First, let's calculate the number of moles of potassium dichromate (K2Cr2O7) used in the titration:
Moles of K2Cr2O7 = Concentration of K2Cr2O7 × Volume of K2Cr2O7
= 0.0150 M × 0.0414 L (convert mL to L)
= 6.21 × 10^-4 moles of K2Cr2O7
Next, we can use the mole ratio between FeSO4 and K2Cr2O7 to calculate the moles of FeSO4:
Moles of FeSO4 = Moles of K2Cr2O7 × (1 mole of FeSO4 / 6 moles of K2Cr2O7)
= 6.21 × 10^-4 moles of K2Cr2O7 × (1 / 6)

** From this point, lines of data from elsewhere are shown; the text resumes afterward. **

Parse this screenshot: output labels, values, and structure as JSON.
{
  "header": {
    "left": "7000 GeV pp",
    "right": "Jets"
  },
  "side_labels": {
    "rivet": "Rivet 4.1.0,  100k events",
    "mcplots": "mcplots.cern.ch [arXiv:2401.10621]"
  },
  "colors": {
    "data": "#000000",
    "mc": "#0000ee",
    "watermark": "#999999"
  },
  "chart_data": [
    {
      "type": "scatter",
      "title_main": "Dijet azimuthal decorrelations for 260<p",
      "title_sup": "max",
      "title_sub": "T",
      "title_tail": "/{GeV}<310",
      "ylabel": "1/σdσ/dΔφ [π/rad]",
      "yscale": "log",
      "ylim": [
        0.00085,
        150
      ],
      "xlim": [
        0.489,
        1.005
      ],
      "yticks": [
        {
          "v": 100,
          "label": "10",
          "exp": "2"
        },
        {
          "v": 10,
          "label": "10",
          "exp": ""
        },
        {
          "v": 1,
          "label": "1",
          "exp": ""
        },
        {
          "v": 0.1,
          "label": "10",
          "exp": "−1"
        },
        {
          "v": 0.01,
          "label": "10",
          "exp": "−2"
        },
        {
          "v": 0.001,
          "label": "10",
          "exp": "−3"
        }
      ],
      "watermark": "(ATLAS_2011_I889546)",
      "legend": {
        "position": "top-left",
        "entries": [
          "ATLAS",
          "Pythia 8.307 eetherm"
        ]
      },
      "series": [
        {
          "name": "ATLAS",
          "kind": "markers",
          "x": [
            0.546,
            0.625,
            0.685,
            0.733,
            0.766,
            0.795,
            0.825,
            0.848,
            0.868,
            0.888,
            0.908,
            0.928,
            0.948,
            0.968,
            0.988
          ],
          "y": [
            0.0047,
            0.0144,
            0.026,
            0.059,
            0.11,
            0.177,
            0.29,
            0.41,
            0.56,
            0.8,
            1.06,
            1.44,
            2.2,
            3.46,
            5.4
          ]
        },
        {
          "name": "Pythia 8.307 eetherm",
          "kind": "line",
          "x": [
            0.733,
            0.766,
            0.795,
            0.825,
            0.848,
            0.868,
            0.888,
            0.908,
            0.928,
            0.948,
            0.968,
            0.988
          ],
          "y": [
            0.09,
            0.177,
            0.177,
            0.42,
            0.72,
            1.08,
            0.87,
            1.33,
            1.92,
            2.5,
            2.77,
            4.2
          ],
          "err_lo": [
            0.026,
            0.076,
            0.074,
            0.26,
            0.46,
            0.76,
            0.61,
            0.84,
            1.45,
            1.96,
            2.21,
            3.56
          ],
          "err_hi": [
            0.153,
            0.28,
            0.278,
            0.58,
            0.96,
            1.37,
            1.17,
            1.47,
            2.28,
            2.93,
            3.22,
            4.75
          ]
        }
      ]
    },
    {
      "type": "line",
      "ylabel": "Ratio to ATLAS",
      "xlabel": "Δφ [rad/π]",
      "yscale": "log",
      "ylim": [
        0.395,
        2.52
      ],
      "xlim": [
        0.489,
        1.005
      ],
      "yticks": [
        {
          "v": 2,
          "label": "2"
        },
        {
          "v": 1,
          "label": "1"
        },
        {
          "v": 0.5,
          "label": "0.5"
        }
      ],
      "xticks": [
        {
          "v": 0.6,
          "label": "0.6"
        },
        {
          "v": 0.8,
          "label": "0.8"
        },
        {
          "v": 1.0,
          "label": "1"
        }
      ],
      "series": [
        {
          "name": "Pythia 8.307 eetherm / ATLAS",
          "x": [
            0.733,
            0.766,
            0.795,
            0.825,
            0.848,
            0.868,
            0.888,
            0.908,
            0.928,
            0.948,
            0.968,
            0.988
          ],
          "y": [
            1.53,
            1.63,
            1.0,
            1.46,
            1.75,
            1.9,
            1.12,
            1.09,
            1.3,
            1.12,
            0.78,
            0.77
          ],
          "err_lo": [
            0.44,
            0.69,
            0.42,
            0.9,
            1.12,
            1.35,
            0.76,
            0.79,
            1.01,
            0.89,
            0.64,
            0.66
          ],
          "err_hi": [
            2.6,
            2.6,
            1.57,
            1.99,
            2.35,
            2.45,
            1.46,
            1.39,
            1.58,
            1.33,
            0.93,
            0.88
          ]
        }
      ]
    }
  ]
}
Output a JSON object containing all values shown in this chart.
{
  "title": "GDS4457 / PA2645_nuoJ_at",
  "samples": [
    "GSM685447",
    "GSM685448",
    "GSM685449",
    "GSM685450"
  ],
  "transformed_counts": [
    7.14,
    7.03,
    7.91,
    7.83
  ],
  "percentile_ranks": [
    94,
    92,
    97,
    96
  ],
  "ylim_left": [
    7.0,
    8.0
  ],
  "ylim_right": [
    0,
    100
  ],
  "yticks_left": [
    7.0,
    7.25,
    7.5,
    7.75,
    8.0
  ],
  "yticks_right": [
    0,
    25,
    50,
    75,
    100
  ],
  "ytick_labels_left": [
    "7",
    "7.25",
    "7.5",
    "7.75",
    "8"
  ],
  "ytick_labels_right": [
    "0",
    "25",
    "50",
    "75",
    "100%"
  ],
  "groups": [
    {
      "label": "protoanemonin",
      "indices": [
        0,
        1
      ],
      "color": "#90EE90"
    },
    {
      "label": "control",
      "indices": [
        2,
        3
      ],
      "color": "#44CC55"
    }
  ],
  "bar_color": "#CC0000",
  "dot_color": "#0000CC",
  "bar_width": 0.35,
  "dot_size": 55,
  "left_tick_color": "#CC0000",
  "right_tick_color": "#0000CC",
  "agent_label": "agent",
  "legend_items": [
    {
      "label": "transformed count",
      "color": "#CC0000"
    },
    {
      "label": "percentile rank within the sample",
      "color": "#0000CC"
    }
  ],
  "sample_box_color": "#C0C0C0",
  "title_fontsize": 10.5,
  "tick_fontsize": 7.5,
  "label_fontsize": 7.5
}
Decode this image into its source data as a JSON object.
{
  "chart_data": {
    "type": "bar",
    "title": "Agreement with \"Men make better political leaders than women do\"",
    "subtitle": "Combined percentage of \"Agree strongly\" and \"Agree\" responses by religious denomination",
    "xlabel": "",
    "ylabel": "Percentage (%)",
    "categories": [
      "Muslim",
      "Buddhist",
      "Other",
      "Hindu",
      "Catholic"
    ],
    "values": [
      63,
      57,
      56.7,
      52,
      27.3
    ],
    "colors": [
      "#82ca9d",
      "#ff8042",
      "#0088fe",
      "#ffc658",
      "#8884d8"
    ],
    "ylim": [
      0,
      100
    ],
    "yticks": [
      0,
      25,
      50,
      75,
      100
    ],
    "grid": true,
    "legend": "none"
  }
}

= 1.03 × 10^-4 moles of FeSO4
Now, let's calculate the mass of FeSO4 using its molar mass:
Molar mass of FeSO4 = 55.85 g/mol (atomic mass of Fe) + 32.07 g/mol (atomic mass of S) + 4 × 16.00 g/mol (4 atomic masses of O)
= 151.91 g/mol
Mass of FeSO4 = Moles of FeSO4 × Molar mass of FeSO4
= 1.03 × 10^-4 moles × 151.91 g/mol
= 0.0157 g (rounded to 4 decimal places)
Now, we can calculate the percentage of iron in the ore:
Percentage of iron = (Mass of FeSO4 / Mass of ore) × 100
= (0.0157 g / 3.33 g) × 100
= 0.471% (rounded to 3 decimal places)
Therefore, the percentage of iron in the ore is approximately 0.471%.